In video telephony, teleconferencing and multimedia applications, due to limited bandwidth or storage space, a video coder typically cannot encode all incoming video frames because the transmission of each video frame requires a very substantial number of bits to be transmitted. Instead, the video coder typically drops some frames by subsampling the video at a fraction of the normal rate and encodes only at the low frame rate, which can be as low as one to two frames per second for some applications. This subsampling technique, known as frame skipping, results in a jerky motion of the images in the video signal and a loss of synchronization between the video and audio signals. Additionally, because a typical speaking person can enunciate more than ten sounds per second, the positions of the lips, jaws, teeth and tongue change at high rates. Consequently, during human speech, at sampling rates of only one to two frames per second, most mouth movement is lost in the video signal when frame skipping is employed. Thus, during teleconferencing, for example, lip movements of a speaking person (a talking head) typically do not match the words actually spoken.
Studies of human speech perception have demonstrated that human perception of acoustic speech can be affected by the visual cues of lip movements. For example, if a video shows a speaker's mouth saying "ga" but the audio is dubbed with the sound "ba", a viewer/listener frequently understands "da", a completely different message. Similarly, a visual "ga" combined with an audio "pa" is often perceived as "ta", and a visual "da" combined with an audio "ma" is often perceived as "na". This confusion is known as the "McGurk Effect". Thus, it is clear that lip reading is used, to some extent, by most people, even those who are not hearing impaired, to clarify their audio perception, especially when background noise levels are high. Lip reading obviously cannot be used by a listener if the audio speech does not match with the video picture of the speaking person. It is thus clear that synchronization of bimodal speech, video and audio signals, is an important goal in human perception of speech.
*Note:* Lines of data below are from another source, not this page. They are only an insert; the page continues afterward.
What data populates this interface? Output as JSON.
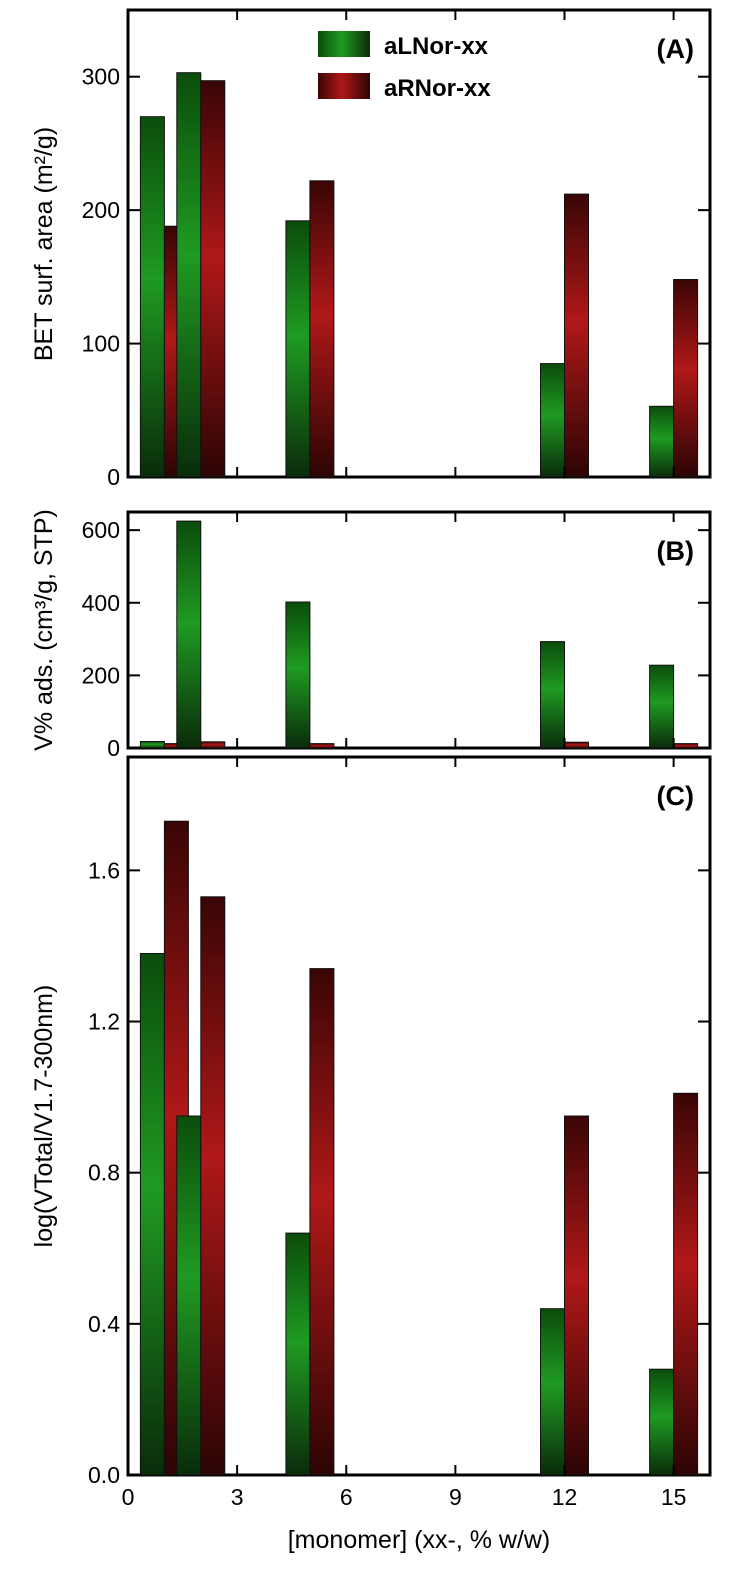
{
  "colors": {
    "aLNor": {
      "top": "#0b4d0b",
      "mid": "#1f9a22",
      "bottom": "#0a2c0a"
    },
    "aRNor": {
      "top": "#3a0505",
      "mid": "#b01818",
      "bottom": "#2c0404"
    }
  },
  "chart_data": [
    {
      "type": "bar",
      "panel": "(A)",
      "xlabel": "",
      "ylabel": "BET surf. area (m²/g)",
      "xlim": [
        0,
        16
      ],
      "ylim": [
        0,
        350
      ],
      "yticks": [
        0,
        100,
        200,
        300
      ],
      "x": [
        1,
        2,
        5,
        12,
        15
      ],
      "series": [
        {
          "name": "aLNor-xx",
          "values": [
            270,
            303,
            192,
            85,
            53
          ]
        },
        {
          "name": "aRNor-xx",
          "values": [
            188,
            297,
            222,
            212,
            148
          ]
        }
      ],
      "legend": "top"
    },
    {
      "type": "bar",
      "panel": "(B)",
      "xlabel": "",
      "ylabel": "V% ads. (cm³/g, STP)",
      "xlim": [
        0,
        16
      ],
      "ylim": [
        0,
        650
      ],
      "yticks": [
        0,
        200,
        400,
        600
      ],
      "x": [
        1,
        2,
        5,
        12,
        15
      ],
      "series": [
        {
          "name": "aLNor-xx",
          "values": [
            18,
            625,
            402,
            293,
            228
          ]
        },
        {
          "name": "aRNor-xx",
          "values": [
            12,
            17,
            12,
            16,
            12
          ]
        }
      ]
    },
    {
      "type": "bar",
      "panel": "(C)",
      "xlabel": "[monomer] (xx-, % w/w)",
      "ylabel": "log(VTotal/V1.7-300nm)",
      "xlim": [
        0,
        16
      ],
      "ylim": [
        0,
        1.9
      ],
      "yticks": [
        "0.0",
        "0.4",
        "0.8",
        "1.2",
        "1.6"
      ],
      "xticks": [
        0,
        3,
        6,
        9,
        12,
        15
      ],
      "x": [
        1,
        2,
        5,
        12,
        15
      ],
      "series": [
        {
          "name": "aLNor-xx",
          "values": [
            1.38,
            0.95,
            0.64,
            0.44,
            0.28
          ]
        },
        {
          "name": "aRNor-xx",
          "values": [
            1.73,
            1.53,
            1.34,
            0.95,
            1.01
          ]
        }
      ]
    }
  ]
}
Although various techniques, such as linear interpolation and motion-adaptive interpolation, have been used to smooth out the jerkiness of images that are generated in the frame skipping technique typically used in video conferencing, these techniques are unable to reproduce mouth movements. Consequently, these methods do not aid in the human perception of a teleconferencing signal.
Techniques have been developed to create an animated video representation of human lips on a face based upon an audio speech signal. See, for example, Lavagetto, "Converting Speech into Lip Movements: A Multimedia Telephone for Hard of Hearing People", IEEE Transactions On Rehabilitation Engineering, Vol. 3, No. 1, March 1995, pp. 90-102; Morishima et al., "An Intelligent Facial Image Coding Driven by Speech and Phoneme", I.C.A.S.S.P. '89, pp. 1795-8; Chen, et al., "Speech-Assisted Video Processing: Interpolation and Low-Bitrate Coding", 28th Asilomar Conference, Pacific Grove, October 1994; and AT&T U.S. patent application Ser. No. 08/210,529. Methods have also been developed to isolate a human face from a background video picture and then to locate the lips on the face. See, for example, Rao et al., "On Merging Hidden Markov Models With Deformable Templates", I.C.I.P. '95, October 1995. These references, the disclosures of which are incorporated herein by reference, do not disclose or suggest a method or apparatus for transmitting a video signal in real-time synchronization with an audio signal to display a human speaker's lips without any frame skipping in the video signal.